How Doctors Stage the Transition
The STRAW+10 system is the standard framework clinicians use to define where someone falls in the menopausal transition. It divides the process into stages based on both menstrual cycle changes and hormone levels.
- Early perimenopause (Stage -2): Your cycles start varying in length by 7 days or more compared to your norm. If your cycle was always 28 days and now it’s swinging between 24 and 35, that qualifies. FSH is elevated but variable in this stage. AMH is low.
- Late perimenopause (Stage -1): You start skipping periods entirely, going 60 days or longer between cycles. Hormones fluctuate dramatically. FSH levels sometimes reach the menopausal range (above 25 IU/L) and sometimes drop back to normal, particularly when estradiol happens to spike. AMH falls to undetectable levels. Anovulatory cycles become frequent.
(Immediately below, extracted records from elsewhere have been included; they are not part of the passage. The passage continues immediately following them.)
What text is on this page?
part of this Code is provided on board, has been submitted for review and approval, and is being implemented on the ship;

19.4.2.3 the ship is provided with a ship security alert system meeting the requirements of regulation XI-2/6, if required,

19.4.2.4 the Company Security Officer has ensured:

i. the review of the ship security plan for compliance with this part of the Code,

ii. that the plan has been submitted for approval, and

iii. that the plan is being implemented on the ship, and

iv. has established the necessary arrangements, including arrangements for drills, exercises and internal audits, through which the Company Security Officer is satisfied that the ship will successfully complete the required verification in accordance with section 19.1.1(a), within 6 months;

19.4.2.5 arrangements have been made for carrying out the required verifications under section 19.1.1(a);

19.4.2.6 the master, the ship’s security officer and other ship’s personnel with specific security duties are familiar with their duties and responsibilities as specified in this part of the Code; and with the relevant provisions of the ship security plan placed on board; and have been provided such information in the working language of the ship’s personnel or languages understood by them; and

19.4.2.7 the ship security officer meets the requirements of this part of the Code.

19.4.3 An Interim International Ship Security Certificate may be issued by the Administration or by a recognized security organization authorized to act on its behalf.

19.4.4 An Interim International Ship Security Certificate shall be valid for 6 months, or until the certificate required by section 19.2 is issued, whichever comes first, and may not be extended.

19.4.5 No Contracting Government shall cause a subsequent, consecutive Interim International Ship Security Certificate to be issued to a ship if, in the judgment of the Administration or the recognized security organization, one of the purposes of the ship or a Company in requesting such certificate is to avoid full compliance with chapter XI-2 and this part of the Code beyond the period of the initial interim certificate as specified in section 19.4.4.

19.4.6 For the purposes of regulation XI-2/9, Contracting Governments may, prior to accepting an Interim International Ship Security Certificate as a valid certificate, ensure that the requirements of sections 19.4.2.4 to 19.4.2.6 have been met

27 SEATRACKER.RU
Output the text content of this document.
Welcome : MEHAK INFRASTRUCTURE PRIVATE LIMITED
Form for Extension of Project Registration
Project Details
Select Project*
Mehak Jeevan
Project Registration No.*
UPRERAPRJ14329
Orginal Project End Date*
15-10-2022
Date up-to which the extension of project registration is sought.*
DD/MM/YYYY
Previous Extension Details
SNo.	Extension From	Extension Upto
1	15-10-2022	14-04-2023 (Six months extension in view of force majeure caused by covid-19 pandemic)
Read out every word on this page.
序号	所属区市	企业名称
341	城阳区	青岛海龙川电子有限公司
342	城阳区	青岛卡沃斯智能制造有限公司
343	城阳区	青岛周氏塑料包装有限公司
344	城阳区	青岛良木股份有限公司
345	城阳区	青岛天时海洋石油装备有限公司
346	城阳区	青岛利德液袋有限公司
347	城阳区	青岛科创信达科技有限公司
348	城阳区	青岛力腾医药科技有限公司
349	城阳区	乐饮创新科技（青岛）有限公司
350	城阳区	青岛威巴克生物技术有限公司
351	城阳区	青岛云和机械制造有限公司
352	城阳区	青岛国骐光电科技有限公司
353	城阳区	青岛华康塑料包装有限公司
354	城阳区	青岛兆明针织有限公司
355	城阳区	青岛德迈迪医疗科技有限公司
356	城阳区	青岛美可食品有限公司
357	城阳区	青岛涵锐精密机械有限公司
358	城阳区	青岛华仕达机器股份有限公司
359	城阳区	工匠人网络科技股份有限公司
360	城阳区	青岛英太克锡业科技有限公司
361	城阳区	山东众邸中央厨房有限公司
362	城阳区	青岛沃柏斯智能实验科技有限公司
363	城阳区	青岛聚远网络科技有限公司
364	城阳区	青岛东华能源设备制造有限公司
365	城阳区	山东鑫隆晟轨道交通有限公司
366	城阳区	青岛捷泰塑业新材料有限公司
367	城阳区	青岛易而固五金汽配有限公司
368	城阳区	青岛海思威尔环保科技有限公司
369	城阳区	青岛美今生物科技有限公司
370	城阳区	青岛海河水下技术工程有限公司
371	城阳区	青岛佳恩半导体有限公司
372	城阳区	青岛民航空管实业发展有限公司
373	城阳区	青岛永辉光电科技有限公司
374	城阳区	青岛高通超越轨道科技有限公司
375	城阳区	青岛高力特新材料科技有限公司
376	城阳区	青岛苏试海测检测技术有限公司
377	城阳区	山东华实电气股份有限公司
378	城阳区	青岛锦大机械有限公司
The final menstrual period (Stage 0) can only be identified in hindsight, after 12 consecutive months without a period. No hormone test can tell you in the moment that a given period was your last one.
Why Testing Has Limits
The core problem with hormone testing during perimenopause is that variability is the defining feature of this life stage. Your FSH might read 35 IU/L one month and 12 IU/L the next. Estradiol might be higher than it’s ever been, then plummet. A single blood draw captures one moment in a hormonal landscape that’s shifting constantly.
This is why perimenopause is still largely a clinical diagnosis, meaning it’s based on your symptoms and menstrual patterns rather than lab values alone. If you’re in your 40s or late 30s and your periods have become unpredictable, and you’re experiencing symptoms like hot flashes, sleep changes, or mood shifts, those observations carry as much diagnostic weight as any blood test. Hormone levels are most useful when the clinical picture is ambiguous, for example, if you’ve had a hysterectomy and have no menstrual patterns to track, or if you’re younger than typical and premature ovarian insufficiency is a concern.
When testing is done, a combination of day-3 FSH, estradiol, and AMH provides the most complete hormonal picture. Repeat testing over several months gives more reliable information than any single draw.